Mandatory arbitration provisions have been much in the news lately. The New York Times recently ran a three-part series on arbitration provisions in consumer contracts titled “Beware the Fine Print.” The U.S. Supreme Court underscored its commitment to enforcing arbitration provisions in DirecTV v. Imburgia, No. 14-462 (Dec. 14, 2015), decided just last month. Delaware’s strong public policy in favor of arbitration was reaffirmed recently in a decision by state Superior Court Judge Vivian L. Medinilla in Airbase Carpet Mart v. AYA Associates, C.A. No. N15C-03-104-VLM (Del. Super. Dec. 12, 2015). She held that the failure to fully execute an agreement to arbitrate did not invalidate it, and that the arbitration provision, as well as a venue selection clause, applied to a statutory cause of action under the Delaware Consumer Fraud Act (CFA).

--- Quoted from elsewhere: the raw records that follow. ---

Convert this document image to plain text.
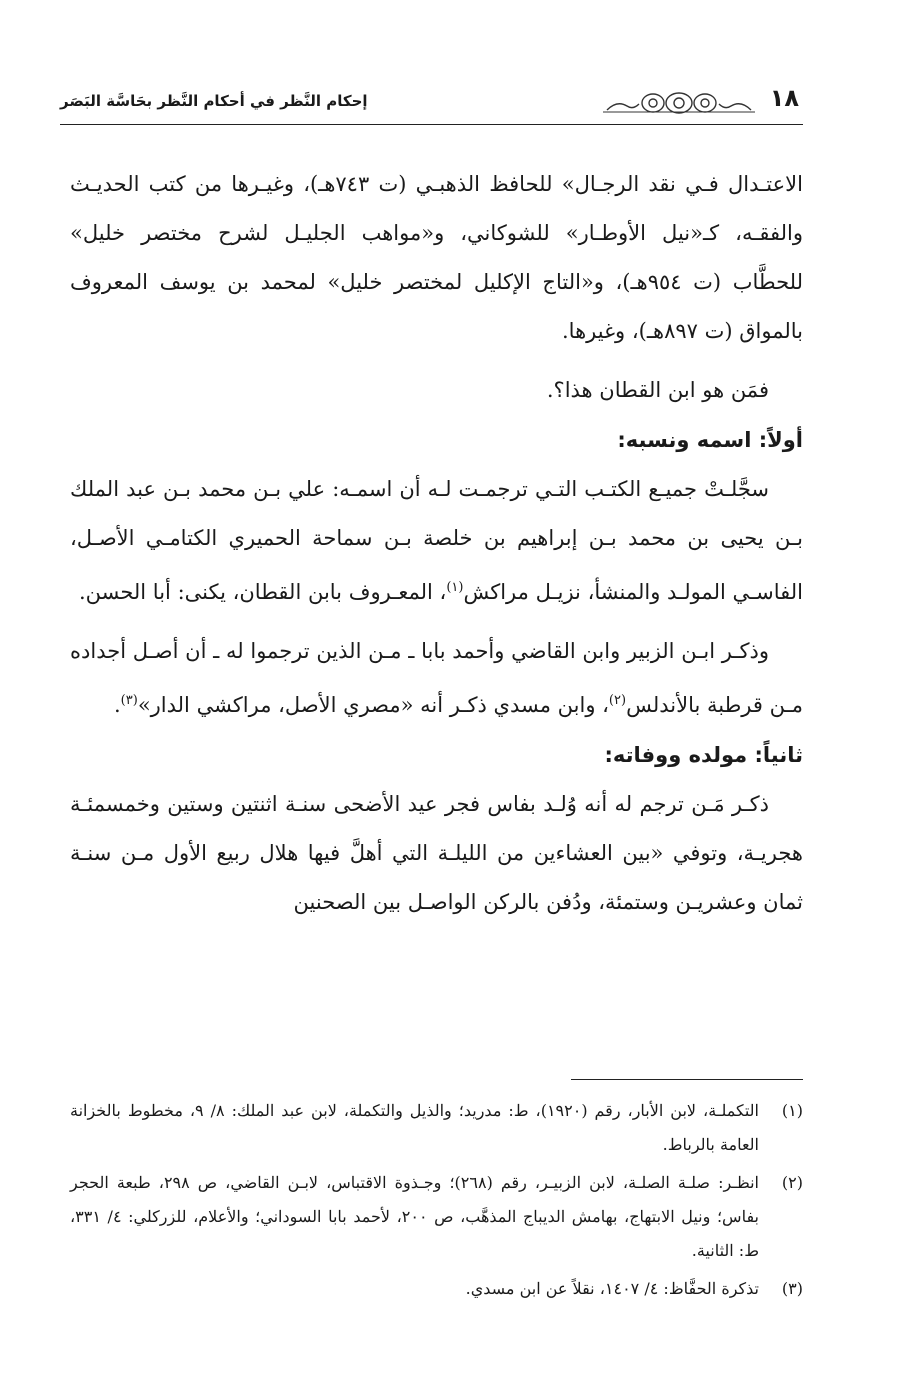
١٨
إحكام النَّظر في أحكام النَّظر بحَاسَّة البَصَر

الاعتـدال فـي نقد الرجـال» للحافظ الذهبـي (ت ٧٤٣هـ)، وغيـرها من كتب الحديـث والفقـه، كـ«نيل الأوطـار» للشوكاني، و«مواهب الجليـل لشرح مختصر خليل» للحطَّاب (ت ٩٥٤هـ)، و«التاج الإكليل لمختصر خليل» لمحمد بن يوسف المعروف بالمواق (ت ٨٩٧هـ)، وغيرها.

فمَن هو ابن القطان هذا؟.

أولاً: اسمه ونسبه:

سجَّلـتْ جميـع الكتـب التـي ترجمـت لـه أن اسمـه: علي بـن محمد بـن عبد الملك بـن يحيى بن محمد بـن إبراهيم بن خلصة بـن سماحة الحميري الكتامـي الأصـل، الفاسـي المولـد والمنشأ، نزيـل مراكش$^{(١)}$، المعـروف بابن القطان، يكنى: أبا الحسن.

وذكـر ابـن الزبير وابن القاضي وأحمد بابا ـ مـن الذين ترجموا له ـ أن أصـل أجداده مـن قرطبة بالأندلس$^{(٢)}$، وابن مسدي ذكـر أنه «مصري الأصل، مراكشي الدار»$^{(٣)}$.

ثانياً: مولده ووفاته:

ذكـر مَـن ترجم له أنه وُلـد بفاس فجر عيد الأضحى سنـة اثنتين وستين وخمسمئـة هجريـة، وتوفي «بين العشاءين من الليلـة التي أهلَّ فيها هلال ربيع الأول مـن سنـة ثمان وعشريـن وستمئة، ودُفن بالركن الواصـل بين الصحنين

(١)
التكملـة، لابن الأبار، رقم (١٩٢٠)، ط: مدريد؛ والذيل والتكملة، لابن عبد الملك: ٨/ ٩، مخطوط بالخزانة العامة بالرباط.
(٢)
انظـر: صلـة الصلـة، لابن الزبيـر، رقم (٢٦٨)؛ وجـذوة الاقتباس، لابـن القاضي، ص ٢٩٨، طبعة الحجر بفاس؛ ونيل الابتهاج، بهامش الديباج المذهَّب، ص ٢٠٠، لأحمد بابا السوداني؛ والأعلام، للزركلي: ٤/ ٣٣١، ط: الثانية.
(٣)
تذكرة الحفَّاظ: ٤/ ١٤٠٧، نقلاً عن ابن مسدي.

Airbase Carpet Mart Inc. sued AYA Associates Inc. for damages for breach of contract and false advertising related to a contract for the design and installation of a point-of-sale system and software. The contract consisted of a two-page “purchase order and software license agreement.” The president of Carpet Mart signed the “license accepted” line on the first page of the agreement, but did not sign the identical “license accepted” line on the second page of the agreement, which was subtitled “Software License Agreement.” The second page contained, among other items, a “jurisdiction provision” requiring binding arbitration for “any disputes under this agreement” and a venue selection clause. Carpet Mart alleged the product was inadequate and did not conform to the specifications in a pre-agreement demonstration, and that AYA fraudulently misrepresented its status as a certified “Gold Microsoft” partner in violation of the CFA.